CALS 195 Propaganda Class, 15 Jan 2015 in-class writing exercise:

 

1.     What is Propaganda?

 

1. Information (not always true) spread to the masses used to influence their opinions and thoughts.

2. What the government wants us to see.

3. Something used in the media to sway your opinion on a specific matter.

4. The systematic control and exploitation of media resources

5. Impacts of the media.  Advertising.

6. Distributed media / content with the intent of imparting a specific message, agenda, or belief.

7. Means by which the media get us to buy into what they are saying.  A set of tactics to suck us into the media world.

8. An advertising technique that ultimately forces the viewer to believe in the ad based on the skewed/bias information within.

9. A form of advertising something or promoting something.

10. Forms of persuasion used to convince people of something that’s usually exaggerated.

11. A message cultivated to convey a specific meaning to a select audience.  Any media.  Manufactured to make the audience think or fell a specific way.

12. A Message aimed at a specific group in order to get them to buy/think/do and idea/action.

13. The use of media to push an ideology, typically associated with political agendas.

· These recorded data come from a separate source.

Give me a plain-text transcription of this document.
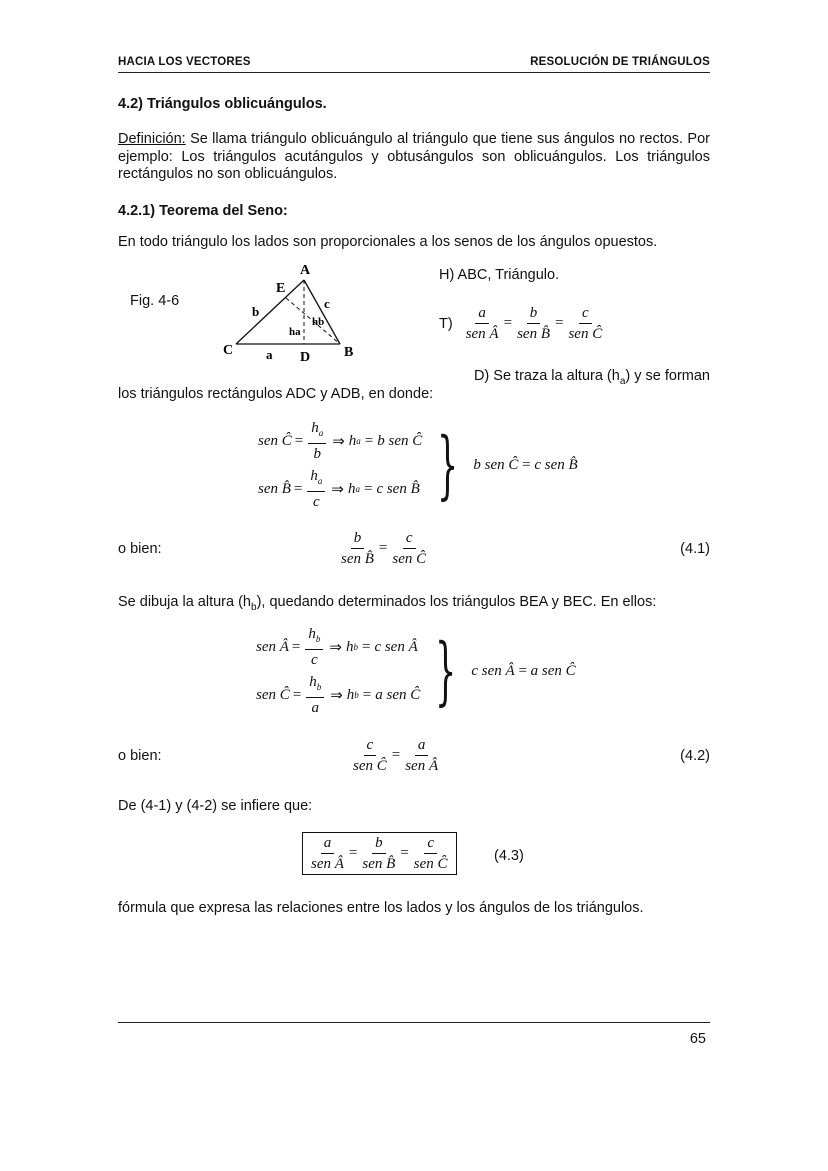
HACIA LOS VECTORES	RESOLUCIÓN DE TRIÁNGULOS
4.2) Triángulos oblicuángulos.
Definición: Se llama triángulo oblicuángulo al triángulo que tiene sus ángulos no rectos. Por ejemplo: Los triángulos acutángulos y obtusángulos son oblicuángulos. Los triángulos rectángulos no son oblicuángulos.
4.2.1) Teorema del Seno:
En todo triángulo los lados son proporcionales a los senos de los ángulos opuestos.
Fig. 4-6
A
B
C	D
E
a
b
c
ha
hb
H) ABC, Triángulo.
$T) \frac{a}{\text{sen Â}} = \frac{b}{\text{sen B̂}} = \frac{c}{\text{sen Ĉ}}$
D) Se traza la altura $(h_a)$ y se forman
los triángulos rectángulos ADC y ADB, en donde:
sen Ĉ = $\frac{h_a}{b}$ ⇒ h a = b sen Ĉ
sen B̂ = $\frac{h_a}{c}$ ⇒ h a = c sen B̂ } b sen Ĉ = c sen B̂
o bien:	$\frac{b}{\text{sen B̂}} = \frac{c}{\text{sen Ĉ}}$	(4.1)
Se dibuja la altura $(h_b)$, quedando determinados los triángulos BEA y BEC. En ellos:
sen Â = $\frac{h_b}{c}$ ⇒ h b = c sen Â
sen Ĉ = $\frac{h_b}{a}$ ⇒ h b = a sen Ĉ } c sen Â = a sen Ĉ
o bien:	$\frac{c}{\text{sen Ĉ}} = \frac{a}{\text{sen Â}}$	(4.2)
De (4-1) y (4-2) se infiere que:
$\frac{a}{\text{sen Â}} = \frac{b}{\text{sen B̂}} = \frac{c}{\text{sen Ĉ}}$	(4.3)
fórmula que expresa las relaciones entre los lados y los ángulos de los triángulos.
65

14. Persuasive media through use of emotions, logic, corrupted or created data, or any other tactic to sway people to believe something.

15. Advertising and media designed to make you think a certain way.

16. Objects or visuals in the media meant to force a certain idea or opinion on the public, often times less than the truth.

17. Way information is viewed / presented to the public not always being correct.  Information being conveyed with the view of the writer / reporter.

18. A technique used by the media to alter ones paradigm and how they view certain things.

19. The use of media, journalism, news, etc. to further an agenda.  The published pieces of media have been altered or edited to get a specific message to the viewer.

20. Any media that implicitly or explicitly supports or espouses certain political or social ideologies.

21. Utilization of the media to express passion for a certain movement or subject, it is more often found as like opposite, in order to shed light on wrongdoings.

22. Biased political views that may be comprised of comedy, parody, or exaggeration in order to skew the Audience’s ideology in favor of the suggested agenda.  Ex. Yellow Journalism.